Le gouvernement agira constamment dans une perspective de justice climatique. Il redonnera à l’État son rôle de favoriser l’équité, l’égalité des chances et l’intégrité du système. Les dérèglements climatiques vont accroitre encore plus l’écart déjà insoutenable entre les riches et les pauvres et c’est le rôle de l’État d’intervenir pour rétablir l’équilibre. Nous aurons besoin d’un État agile, efficace et compétent. Le règne de la privatisation au profit de l’enrichissement des actionnaires par l’affaiblissement de l’État, si chère aux doctrines néolibérales, doit céder sa place à des pratiques étatiques qui vont renforcer le rôle de chien de garde de l’État face aux abus pour mieux protéger les populations et les territoires, un État réellement au service des citoyens et des générations futures — que nous nommerons « Mieux d’État ».

Le gouvernement du Québec ne reconduira pas la loi sur les « Indiens » qui est basée sur des conceptions archaïques de race et travaillera en collaboration avec les différents peuples autochtones à la mise en place d’un système non raciste, qui permettra la mise en valeur des langues et des cultures autochtones, la revitalisation des pratiques ancestrales de conservation de l’environnement, la mise en valeur des connaissances traditionnelles particulièrement en lien avec l’utilisation du territoire. Ainsi, une synergie entre la sagesse traditionnelle et les technologies modernes au bénéfice des humains et de la conservation de la terre sera créée. 

Le gouvernement préparera et déposera pour étude et adoption par l’Assemblée nationale, les différentes lois qui viendront remplacer les lois fédérales sur le territoire du Québec en priorisant dans le premier mandat les lois qui créer les nouveaux ministères nécessaires et celles qui touchent directement les changements climatiques telles celles sur la carboneutralité, sur la tarification des GES, le transport ferroviaire, l’immigration, le transport maritime et la voie maritime.

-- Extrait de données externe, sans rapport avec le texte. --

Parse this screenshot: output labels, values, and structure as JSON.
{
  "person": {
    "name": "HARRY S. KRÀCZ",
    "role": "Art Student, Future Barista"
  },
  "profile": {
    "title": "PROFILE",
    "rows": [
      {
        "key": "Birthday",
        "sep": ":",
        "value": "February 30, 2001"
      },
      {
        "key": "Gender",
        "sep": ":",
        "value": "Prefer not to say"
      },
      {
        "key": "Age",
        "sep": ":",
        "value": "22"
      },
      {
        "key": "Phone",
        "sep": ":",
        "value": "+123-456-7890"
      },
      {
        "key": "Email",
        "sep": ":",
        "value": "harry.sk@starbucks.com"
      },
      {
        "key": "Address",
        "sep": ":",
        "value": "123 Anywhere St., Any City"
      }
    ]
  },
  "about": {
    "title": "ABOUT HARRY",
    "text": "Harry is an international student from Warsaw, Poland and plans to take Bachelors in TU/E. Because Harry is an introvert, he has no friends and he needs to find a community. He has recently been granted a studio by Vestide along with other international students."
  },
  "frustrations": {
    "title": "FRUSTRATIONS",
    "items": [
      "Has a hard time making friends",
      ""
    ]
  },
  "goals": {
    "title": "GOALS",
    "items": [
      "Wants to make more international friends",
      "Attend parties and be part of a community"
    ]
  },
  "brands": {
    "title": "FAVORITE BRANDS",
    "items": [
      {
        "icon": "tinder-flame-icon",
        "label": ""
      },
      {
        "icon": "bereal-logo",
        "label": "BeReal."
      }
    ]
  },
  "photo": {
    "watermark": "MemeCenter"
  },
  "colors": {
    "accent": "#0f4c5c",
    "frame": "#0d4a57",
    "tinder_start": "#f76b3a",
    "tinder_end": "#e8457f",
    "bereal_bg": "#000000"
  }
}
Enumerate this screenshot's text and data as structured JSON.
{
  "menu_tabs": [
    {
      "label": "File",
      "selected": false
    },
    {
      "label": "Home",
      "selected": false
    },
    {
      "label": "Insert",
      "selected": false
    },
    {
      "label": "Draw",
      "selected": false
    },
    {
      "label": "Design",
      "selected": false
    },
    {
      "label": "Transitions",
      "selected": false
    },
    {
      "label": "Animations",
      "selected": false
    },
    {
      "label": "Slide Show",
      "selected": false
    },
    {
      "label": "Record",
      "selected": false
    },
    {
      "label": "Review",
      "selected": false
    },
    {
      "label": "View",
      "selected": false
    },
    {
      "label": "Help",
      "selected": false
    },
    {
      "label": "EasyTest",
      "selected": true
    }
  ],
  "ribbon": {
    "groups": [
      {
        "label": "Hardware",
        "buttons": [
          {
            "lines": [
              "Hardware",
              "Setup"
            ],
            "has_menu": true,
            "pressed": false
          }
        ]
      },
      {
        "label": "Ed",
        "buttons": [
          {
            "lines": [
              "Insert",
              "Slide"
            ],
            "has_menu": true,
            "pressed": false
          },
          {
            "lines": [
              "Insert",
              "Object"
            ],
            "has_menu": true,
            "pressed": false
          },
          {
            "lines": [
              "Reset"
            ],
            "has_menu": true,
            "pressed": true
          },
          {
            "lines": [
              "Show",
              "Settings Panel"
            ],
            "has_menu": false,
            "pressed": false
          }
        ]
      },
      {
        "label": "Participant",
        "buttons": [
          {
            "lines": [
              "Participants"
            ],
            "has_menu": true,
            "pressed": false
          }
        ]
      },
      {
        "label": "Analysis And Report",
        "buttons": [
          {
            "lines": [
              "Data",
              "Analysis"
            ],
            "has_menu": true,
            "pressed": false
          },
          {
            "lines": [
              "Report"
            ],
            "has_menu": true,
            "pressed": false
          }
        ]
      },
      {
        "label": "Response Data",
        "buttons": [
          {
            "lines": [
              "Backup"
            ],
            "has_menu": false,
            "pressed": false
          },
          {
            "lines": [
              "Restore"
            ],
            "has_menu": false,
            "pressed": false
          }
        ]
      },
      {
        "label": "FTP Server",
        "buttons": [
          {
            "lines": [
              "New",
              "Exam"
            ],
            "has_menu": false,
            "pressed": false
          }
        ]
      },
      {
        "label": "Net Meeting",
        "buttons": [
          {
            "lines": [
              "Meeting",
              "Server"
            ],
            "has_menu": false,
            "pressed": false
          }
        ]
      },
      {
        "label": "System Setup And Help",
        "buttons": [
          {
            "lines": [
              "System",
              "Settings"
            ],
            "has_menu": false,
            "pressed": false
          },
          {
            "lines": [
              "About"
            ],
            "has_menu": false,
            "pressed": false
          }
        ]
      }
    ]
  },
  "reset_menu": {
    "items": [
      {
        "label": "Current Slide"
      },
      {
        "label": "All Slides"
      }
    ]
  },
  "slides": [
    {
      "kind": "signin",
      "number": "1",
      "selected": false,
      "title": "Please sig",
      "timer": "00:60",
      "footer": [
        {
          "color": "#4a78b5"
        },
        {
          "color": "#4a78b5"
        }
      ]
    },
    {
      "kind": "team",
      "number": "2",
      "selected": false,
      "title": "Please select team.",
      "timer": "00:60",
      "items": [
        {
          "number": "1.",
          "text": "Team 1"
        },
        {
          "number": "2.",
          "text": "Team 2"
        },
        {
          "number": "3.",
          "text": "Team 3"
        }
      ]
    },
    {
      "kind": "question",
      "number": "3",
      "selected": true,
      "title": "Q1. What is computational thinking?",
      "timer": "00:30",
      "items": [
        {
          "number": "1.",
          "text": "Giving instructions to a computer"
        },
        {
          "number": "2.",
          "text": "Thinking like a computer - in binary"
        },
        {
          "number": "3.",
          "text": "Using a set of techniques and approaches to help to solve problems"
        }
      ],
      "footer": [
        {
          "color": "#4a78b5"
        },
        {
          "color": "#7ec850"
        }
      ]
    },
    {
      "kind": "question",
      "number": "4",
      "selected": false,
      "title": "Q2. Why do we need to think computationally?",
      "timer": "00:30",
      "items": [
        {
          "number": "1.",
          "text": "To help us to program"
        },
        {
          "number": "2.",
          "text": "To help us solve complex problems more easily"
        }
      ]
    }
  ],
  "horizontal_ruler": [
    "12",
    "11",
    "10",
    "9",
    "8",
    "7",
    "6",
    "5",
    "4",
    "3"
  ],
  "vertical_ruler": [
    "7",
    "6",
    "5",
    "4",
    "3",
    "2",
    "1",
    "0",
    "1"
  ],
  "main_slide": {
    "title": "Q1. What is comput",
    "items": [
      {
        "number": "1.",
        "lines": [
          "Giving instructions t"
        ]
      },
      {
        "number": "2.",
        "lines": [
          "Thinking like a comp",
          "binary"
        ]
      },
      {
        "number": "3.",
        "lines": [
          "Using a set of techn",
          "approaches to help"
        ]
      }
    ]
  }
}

Le gouvernement mettra en place les différentes structures additionnelles nécessaires pour intégrer les activités gérées actuellement par le gouvernement du Canada sur notre territoire en particulier et sans être exhaustif, il:

  • Intégrera à Revenu Québec l’ensemble des activités et du personnel touchant au territoire du Québec de Revenu Canada ;
  • Créera le Conseil de Radiodiffusion et Télécommunication du Québec (CRTQ) intégrera l’ensemble des activités et du personnel du CRTC qui touche le territoire du Québec ;
  • Créera Poste Québec qui intégrera l’ensemble des infrastructures et du personnel de Poste Canada sur le territoire du Québec ;
  • Créera l’Armée québécoise qui intégrera l’ensemble des infrastructures sur le territoire québécois et le personnel québécois de l’Armée canadienne avec comme mandat prioritaire d’appuyer les autorités civiles en cas de catastrophe naturelle ici et à l’étranger ;
  • Préparera la mise en place de la Banque centrale du Québec et d’une monnaie québécoise en cas d’achoppement des négociations avec le Canada sur cet enjeu ;
  • Créera la Garde côtière québécoise (GCQ) qui intégrera les activités et le personnel de la Garde côtière canadienne sur le territoire du Québec ;
  • Créera la Voie Maritime Québec (VMQ) qui intégrera l’ensemble des activités, des infrastructures ainsi que du personnel de la Corporation de gestion de la voie maritime du Saint-Laurent du Canada sur le territoire québécois ;
  • Intégrera à la Sureté du Québec (SQ) les activités et le personnel de la Gendarmerie royale du Canada sur le territoire du Québec ;
  • Créera l’Agence des services frontaliers du Québec qui intégrera l’ensemble des activités et du personnel de l’Agence des services frontaliers du Canada sur le territoire du Québec ;
  • Créera la Cour Suprême du Québec qui remplacera la Cour Suprême du Canada et rapatriera la partie du système de justice canadien (Cour fédérale, tribunaux administratifs fédéraux, Cours supérieures et Cours d’appel du Québec) s’appliquant au Québec.